Siddhartha Gunti

Storytelling

What do all successful leaders have in common? They are story tellers.

If you are good at something but not good at story telling, you end up being the second-in command.

You want to be in the top 1% of your field? Easy trick - deliver exactly the same as everyone else but be a story teller.

Story telling is not finite art. You continuously iterate and perfect it.

Why should you care?

  • People are always bored and no one has time. Modern minds are used to having personalized, dopamine-inducing external input within a reach of seconds. We are more agitated now than our ancestors were at sitting idle.

  • Story listening is ingrained within us. When we were hunter-gatherers, a typical day brought in many levels of anxieties. You never know if you will get food enough for that day. Or if you will die hunting that day. Or if you will die from an unknown disease. So when they came back to home at the end of the day, the group used to huddle around and listen to one person in the group - the story teller. The story teller told marvelous stories- some are beyond wild imagination, some invoked laugh, some invoked warmth, some invoked surprise, some invoked tears. But all stories did one thing - they made you forget the problems of the present.

  • World rewards beautiful story tellers

    • We elect politicians not because they are better leaders but because they are better orators.

    • We don't have time and we have lot of anxieties. Story tellers crystalize the knowledge and present it in a fashion that is beautiful, concise and removes uncertainty.

    • So we pay/reward anyone who does that.

How do you do it?

Content, structure and delivery are the pillars.

  • If you don't have content, there is nothing to paint a story about. Go build your content bank.

  • Structure your thoughts

    • Write first. Speak later.

      • In the initial days, what helped me the most is to just write what I was going to say, before I say it. Once you write down, you will know how boring your content is. So you can truncate the unwanted portions.

    • Order of points

      • All of your points cannot be equally important. Prioritize.

    • Points inside points

      • Sub points give more weight to the parent points. They also give you priority. You can use them if you/your audience need them. you can discard if they don't.

  • Rule of 3 (read more here)

    • If you can tell one and only one thing. That is the best place to be. Clear. Simple. Easy to remember. Easy to nail. The second best is 3.

    • Have 3 main points. And inside each main point, have 3 sub points and so on.

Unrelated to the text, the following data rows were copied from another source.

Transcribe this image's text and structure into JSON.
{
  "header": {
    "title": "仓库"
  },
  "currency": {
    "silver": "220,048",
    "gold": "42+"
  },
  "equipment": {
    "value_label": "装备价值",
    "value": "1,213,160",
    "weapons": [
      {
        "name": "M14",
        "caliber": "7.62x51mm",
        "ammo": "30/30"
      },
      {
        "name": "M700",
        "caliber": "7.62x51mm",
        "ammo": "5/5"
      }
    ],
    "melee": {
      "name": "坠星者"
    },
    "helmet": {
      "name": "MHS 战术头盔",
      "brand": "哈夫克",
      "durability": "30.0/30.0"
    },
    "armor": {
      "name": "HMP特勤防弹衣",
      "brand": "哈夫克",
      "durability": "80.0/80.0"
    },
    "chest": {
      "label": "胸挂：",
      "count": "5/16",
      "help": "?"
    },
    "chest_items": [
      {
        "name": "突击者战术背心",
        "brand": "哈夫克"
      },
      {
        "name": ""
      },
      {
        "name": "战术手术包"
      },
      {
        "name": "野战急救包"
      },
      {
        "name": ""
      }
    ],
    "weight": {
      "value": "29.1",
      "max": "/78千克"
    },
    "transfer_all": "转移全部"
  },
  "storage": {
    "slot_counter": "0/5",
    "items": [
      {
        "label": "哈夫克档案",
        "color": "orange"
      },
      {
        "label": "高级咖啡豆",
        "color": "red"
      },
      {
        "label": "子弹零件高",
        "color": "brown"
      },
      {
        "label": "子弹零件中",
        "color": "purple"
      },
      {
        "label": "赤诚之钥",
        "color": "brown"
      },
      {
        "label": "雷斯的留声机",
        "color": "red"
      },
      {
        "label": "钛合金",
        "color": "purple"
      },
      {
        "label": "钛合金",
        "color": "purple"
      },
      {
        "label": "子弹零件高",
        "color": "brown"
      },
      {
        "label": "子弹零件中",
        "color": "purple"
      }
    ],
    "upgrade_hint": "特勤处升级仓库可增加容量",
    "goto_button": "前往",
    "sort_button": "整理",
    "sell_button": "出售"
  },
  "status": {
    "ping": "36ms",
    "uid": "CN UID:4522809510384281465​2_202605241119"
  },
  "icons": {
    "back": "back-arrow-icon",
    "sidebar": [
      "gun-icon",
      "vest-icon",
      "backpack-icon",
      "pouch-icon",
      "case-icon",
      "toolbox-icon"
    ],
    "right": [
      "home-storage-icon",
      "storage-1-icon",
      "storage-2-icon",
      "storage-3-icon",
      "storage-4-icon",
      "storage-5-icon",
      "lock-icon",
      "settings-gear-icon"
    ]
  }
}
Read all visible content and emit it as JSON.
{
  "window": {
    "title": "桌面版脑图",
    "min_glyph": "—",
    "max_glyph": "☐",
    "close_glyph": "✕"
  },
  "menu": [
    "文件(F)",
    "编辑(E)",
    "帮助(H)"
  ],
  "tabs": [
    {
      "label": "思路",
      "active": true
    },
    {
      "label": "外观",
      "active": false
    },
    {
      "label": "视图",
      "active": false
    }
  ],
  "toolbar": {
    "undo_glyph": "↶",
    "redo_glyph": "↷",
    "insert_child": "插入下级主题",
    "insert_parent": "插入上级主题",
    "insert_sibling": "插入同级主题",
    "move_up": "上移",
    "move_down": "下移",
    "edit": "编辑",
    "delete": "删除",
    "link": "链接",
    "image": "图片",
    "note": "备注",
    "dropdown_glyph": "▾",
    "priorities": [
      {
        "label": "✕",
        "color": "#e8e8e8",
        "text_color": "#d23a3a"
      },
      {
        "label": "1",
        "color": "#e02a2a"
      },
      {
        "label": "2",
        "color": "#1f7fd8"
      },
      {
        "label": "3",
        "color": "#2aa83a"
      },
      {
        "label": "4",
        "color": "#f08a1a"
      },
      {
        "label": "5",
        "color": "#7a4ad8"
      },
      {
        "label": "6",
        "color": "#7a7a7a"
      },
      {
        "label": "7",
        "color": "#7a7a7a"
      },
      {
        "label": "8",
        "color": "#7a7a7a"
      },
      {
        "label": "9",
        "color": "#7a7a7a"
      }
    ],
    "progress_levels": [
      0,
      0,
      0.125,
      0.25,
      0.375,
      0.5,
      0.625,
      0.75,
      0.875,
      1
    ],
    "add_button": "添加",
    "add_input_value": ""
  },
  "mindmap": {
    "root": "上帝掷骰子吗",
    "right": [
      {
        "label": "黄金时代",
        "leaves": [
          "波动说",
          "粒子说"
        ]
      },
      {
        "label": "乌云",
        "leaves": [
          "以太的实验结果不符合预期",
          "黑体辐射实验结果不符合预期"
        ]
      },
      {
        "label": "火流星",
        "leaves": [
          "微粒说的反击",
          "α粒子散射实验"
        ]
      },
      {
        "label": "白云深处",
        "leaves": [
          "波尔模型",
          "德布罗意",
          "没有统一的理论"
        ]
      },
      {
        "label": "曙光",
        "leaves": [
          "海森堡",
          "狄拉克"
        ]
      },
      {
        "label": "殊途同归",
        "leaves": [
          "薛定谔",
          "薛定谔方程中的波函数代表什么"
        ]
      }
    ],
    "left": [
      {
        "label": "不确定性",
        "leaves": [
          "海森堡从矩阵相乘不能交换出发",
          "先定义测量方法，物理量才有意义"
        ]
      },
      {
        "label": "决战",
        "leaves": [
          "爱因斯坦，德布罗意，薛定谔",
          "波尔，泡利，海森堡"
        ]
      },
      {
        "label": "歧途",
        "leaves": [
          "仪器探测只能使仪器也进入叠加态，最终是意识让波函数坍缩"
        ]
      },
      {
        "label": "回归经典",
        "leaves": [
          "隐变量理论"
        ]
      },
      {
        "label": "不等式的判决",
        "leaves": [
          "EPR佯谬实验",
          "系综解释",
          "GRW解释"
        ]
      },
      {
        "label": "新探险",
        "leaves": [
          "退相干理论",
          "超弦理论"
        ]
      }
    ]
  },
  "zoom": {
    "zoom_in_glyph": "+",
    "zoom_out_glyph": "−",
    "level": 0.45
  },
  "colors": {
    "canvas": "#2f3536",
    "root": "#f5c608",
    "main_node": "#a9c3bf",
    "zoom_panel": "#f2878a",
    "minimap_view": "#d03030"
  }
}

    • It forces structure. You will sound more decisive. It grabs people attention.

      • Try saying out loud - "I have 10 things to tell you", "I have 3 things to tell you. First... second... third..." Which one is better?

  • Empathy and understanding of audience is the difference between knowledgeable speaker and wise speaker.

    • Understand your audience - What do they know before this? What do they have to know after this? Your speech cannot be the same for every single person. It has to be tailored to every single person (ideally). The second best is tailor to groups.

    • Know when to go into micro level details and when to paint macro level picture. Enjoy dancing that thread.

    • Ease and surprise the audience mind.

      • Setting up agenda upfront eases the minds. So there is less chaos. Audience opens up to you to entertain them.

      • And when they do- surprise them.

      • Minds remember first, last and highest-peaks. Everything else is ignored. Use those effectively.

Closing thoughts

I still remember the first time I was on stage for a hackathon presentation. My hands shaked like a Parkinsons patient. I was nervous as hell. No one understood even one word I said. And despite having, I think, the best product we didn't win.

Cut to few years later. I was a Product Manager giving a product update to 50+ people in a startup.

And I still have a long way to go. My English is bad (or more like a five-year old). I blabber when I am not conscious or if I am caught by surprise.

Story telling is a very fundamental art. Writing and speaking are just two ways to do it that are relevant to modern workplace. It takes time. It takes patience. But the rewards make it worth it.

Do it actively and do it because you want to be that person.